It is illegal to capture elephants from the wild, and for this and other humane reasons, the Keralan temple festival, with its array of performing elephants, may be a dying form.
These elephants are already captive. Might they be better off without performing? Sreedhar tells us of a number of measures that have been taken to mitigate negative effects on these elephants: bringing in double the numbers to allow for rest; evaluating levels of stress in individual elephants to make the best selection each day; arranging them, not in order of height, but in terms of their relative friendliness towards each other; looking for signs of injury or physical ailment, and not forcing an elephant to process during musth or in other sub-optimal circumstances. He works together with the vet, on hand throughout the festival, to advise on the choice of the fifteen elephants that form the daily procession during the Vrishchikotsavam at the Sree Poornathrayeesa Temple in Tripunithura.

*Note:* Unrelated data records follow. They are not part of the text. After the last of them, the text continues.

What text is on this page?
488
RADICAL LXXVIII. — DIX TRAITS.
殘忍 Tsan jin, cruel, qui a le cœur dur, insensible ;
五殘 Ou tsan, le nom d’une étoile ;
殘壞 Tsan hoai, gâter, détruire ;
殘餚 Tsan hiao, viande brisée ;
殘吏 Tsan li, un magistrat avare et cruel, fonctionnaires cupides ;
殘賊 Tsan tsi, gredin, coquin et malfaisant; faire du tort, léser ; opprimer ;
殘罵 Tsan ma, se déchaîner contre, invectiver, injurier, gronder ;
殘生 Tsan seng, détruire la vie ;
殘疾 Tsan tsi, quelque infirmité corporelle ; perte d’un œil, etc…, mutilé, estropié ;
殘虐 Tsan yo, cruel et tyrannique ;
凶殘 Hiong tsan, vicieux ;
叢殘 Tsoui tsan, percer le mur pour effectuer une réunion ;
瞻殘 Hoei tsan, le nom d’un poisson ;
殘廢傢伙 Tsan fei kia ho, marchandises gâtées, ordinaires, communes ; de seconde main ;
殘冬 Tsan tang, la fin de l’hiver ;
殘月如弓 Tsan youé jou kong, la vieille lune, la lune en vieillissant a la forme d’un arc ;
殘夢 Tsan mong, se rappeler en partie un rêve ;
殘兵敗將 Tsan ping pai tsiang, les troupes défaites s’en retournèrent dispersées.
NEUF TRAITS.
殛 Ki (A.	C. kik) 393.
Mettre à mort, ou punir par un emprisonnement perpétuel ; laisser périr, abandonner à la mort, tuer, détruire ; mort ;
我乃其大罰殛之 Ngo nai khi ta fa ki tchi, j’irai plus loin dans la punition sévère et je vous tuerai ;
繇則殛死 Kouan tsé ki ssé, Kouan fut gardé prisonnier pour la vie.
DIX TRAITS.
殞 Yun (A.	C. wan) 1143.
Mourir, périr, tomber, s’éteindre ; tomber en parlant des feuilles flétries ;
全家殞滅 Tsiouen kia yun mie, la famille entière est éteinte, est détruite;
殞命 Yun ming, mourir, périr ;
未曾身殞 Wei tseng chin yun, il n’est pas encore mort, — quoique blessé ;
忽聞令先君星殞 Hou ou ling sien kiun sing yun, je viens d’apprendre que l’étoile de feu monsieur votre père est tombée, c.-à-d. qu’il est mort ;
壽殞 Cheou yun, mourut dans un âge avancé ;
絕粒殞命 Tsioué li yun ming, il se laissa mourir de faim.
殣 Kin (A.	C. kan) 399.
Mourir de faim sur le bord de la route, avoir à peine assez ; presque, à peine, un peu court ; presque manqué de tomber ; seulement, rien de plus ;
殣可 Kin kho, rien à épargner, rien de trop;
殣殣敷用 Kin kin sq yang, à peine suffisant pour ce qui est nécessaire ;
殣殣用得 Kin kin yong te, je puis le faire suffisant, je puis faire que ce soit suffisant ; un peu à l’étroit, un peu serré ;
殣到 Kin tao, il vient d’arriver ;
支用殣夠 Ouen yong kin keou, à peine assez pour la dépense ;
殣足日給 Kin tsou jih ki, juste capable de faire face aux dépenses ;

We watched the various groups of people under, on and around the elephants, and thought about the various small economies that are sustained by their appearance. The mahouts, of course – these do not perform, but sit behind the elephant’s front legs, or place a restraining hand on the tusk. But also the laughing, show-off accoutrement-bearers sitting on their backs, twirling parasols. Then the makers of the parasols, head-dresses and other objects. The elephant owners, I suppose. The traffic controllers and drivers. The vendors selling nuts, toys, chilli snacks and water outside. How would this event change, without its star attractions? Without the elephants, would all these crowds come to hear the drumming?
Are the elephants performing? Is it anthropomorphic to say so? On the way back, Jerri, Anindya and I discuss whether there is also a risk of assuming that the animals understand too little. When they walk, are they aware of being looked at? What does it mean to them? How do they experience the pancharimelam (percussion ensemble)? To wonder whether an animal in chains enjoys any part of the experience seems risky, and one can’t deny that the relationship between the mahout and the creature is one of dominance. However, elephants do respond to rhythmic sounds. Is the clamour of horns, clash of cymbals and crescendo of Chenda drums unbearable? Or was that elephant deliberately flapping his ears in time? The effect on humans could go either way, and the hours of percussive sound can feel tortuous or hypnotic, possibly both. Should we assume all elephants experience them in identical ways?
Outside the temple, people crowded around a small, plastic elephant, a model of a deceased star. When one sees photographs of decorated elephants in rows, it becomes too easy to think of these creatures as objects, like so many paperweights in a novelty shop. Thinking of them, and treating them as individuals, seems part of an ethical approach to their experience.